I would like to note that I started reading a copy of the second edition of The Selfish Gene (Richard Dawkins) in early January, and finished it at 8:20 AM on March 30th. It was worth it: The Selfish Gene is a lively, detailed argument for the operation of natural selection at the genetic level, a brain-bending concept in chapter one, but eloquently illustrated by the end of the book. Dawkins, a noted evolutionary biologist, politely disagrees with group selectionism and occasionally slams the notion that "contraption contraception is bad" with great ill-will.

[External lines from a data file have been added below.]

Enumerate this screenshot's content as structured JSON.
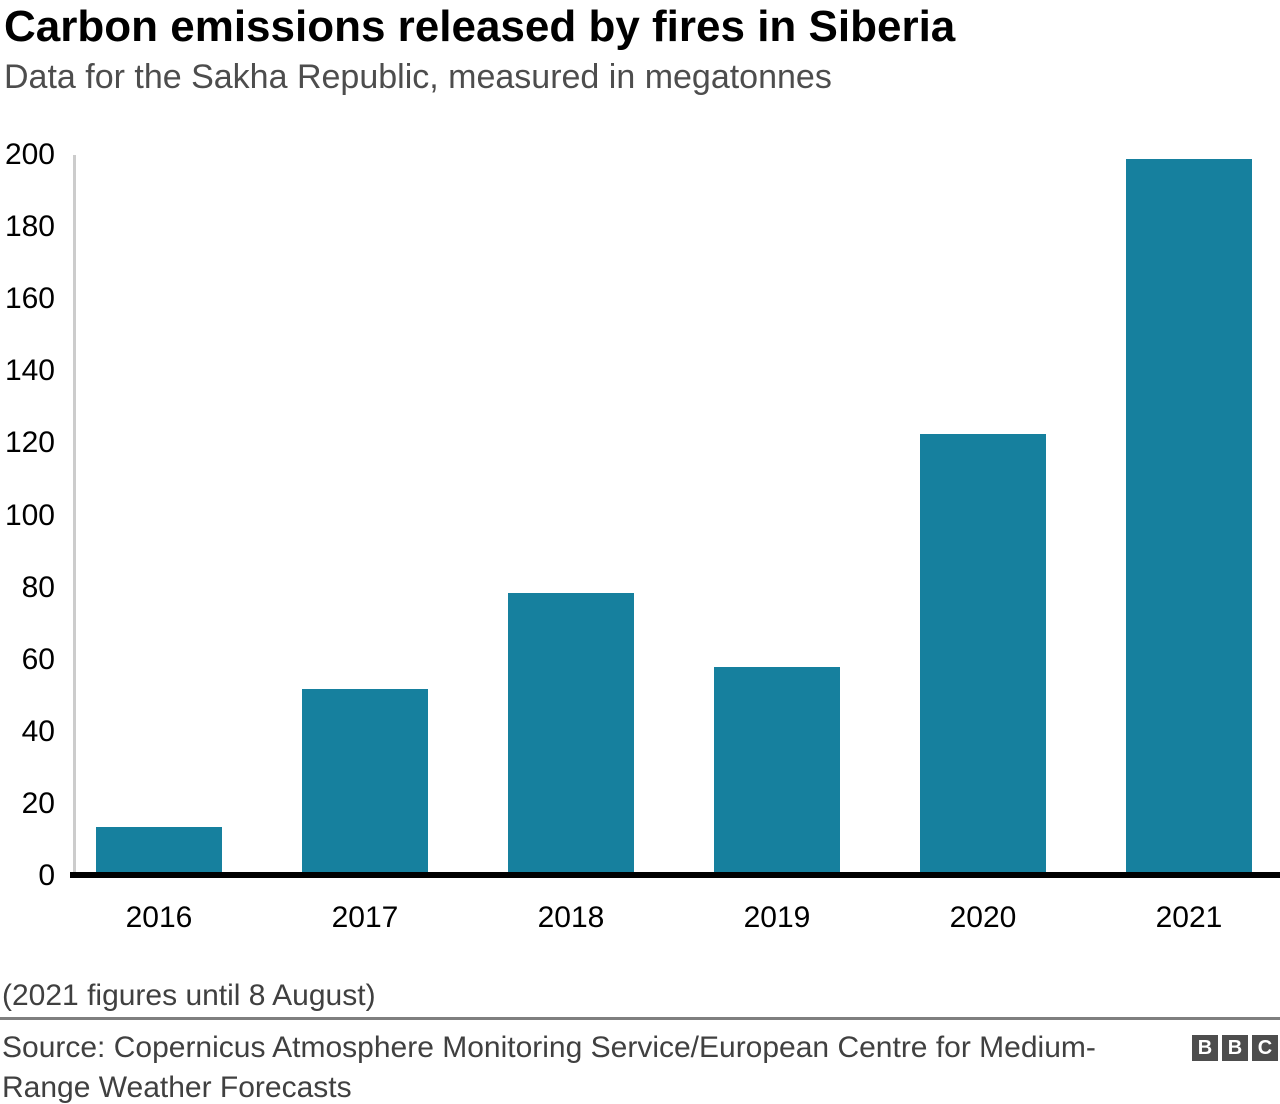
{
  "header": {
    "title": "Carbon emissions released by fires in Siberia",
    "subtitle": "Data for the Sakha Republic, measured in megatonnes"
  },
  "footnote": "(2021 figures until 8 August)",
  "source": {
    "lines": [
      "Source: Copernicus Atmosphere Monitoring Service/European Centre for Medium-",
      "Range Weather Forecasts"
    ]
  },
  "logo": {
    "letters": [
      "B",
      "B",
      "C"
    ]
  },
  "colors": {
    "bar": "#16809E",
    "x_axis": "#000000",
    "y_axis_line": "#cccccc",
    "divider": "#7f7f7f"
  },
  "chart_data": {
    "type": "bar",
    "title": "Carbon emissions released by fires in Siberia",
    "subtitle": "Data for the Sakha Republic, measured in megatonnes",
    "categories": [
      "2016",
      "2017",
      "2018",
      "2019",
      "2020",
      "2021"
    ],
    "values": [
      13.5,
      52,
      78.5,
      58,
      122.5,
      199
    ],
    "unit": "megatonnes",
    "xlabel": "",
    "ylabel": "",
    "ylim": [
      0,
      200
    ],
    "yticks": [
      0,
      20,
      40,
      60,
      80,
      100,
      120,
      140,
      160,
      180,
      200
    ],
    "grid": false,
    "legend": false,
    "note": "(2021 figures until 8 August)"
  }
}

In the '89 edition, there are also cool "followup" footnotes clarifying concepts and touching on new research (naked mole rats!). There are also two chapters of extra new material, including the "extended phenotype" chapter. (The entire concept is either on crack or possibly very useful. Or maybe both.) The enire book makes me want to dig up early ground-breaking evolutionary bio papers and books, and look at newer research to see what's been done since The Selfish Gene was published. I would encourage anyone who's interested in bio to take a stab at this, because it's interesting, and because it's seminal: my bio prof is basically recapping The Selfish Gene this semester. It makes a fairly painless course very, very easy. Yay Dawkins! And three cheers for my sister, who made me read this.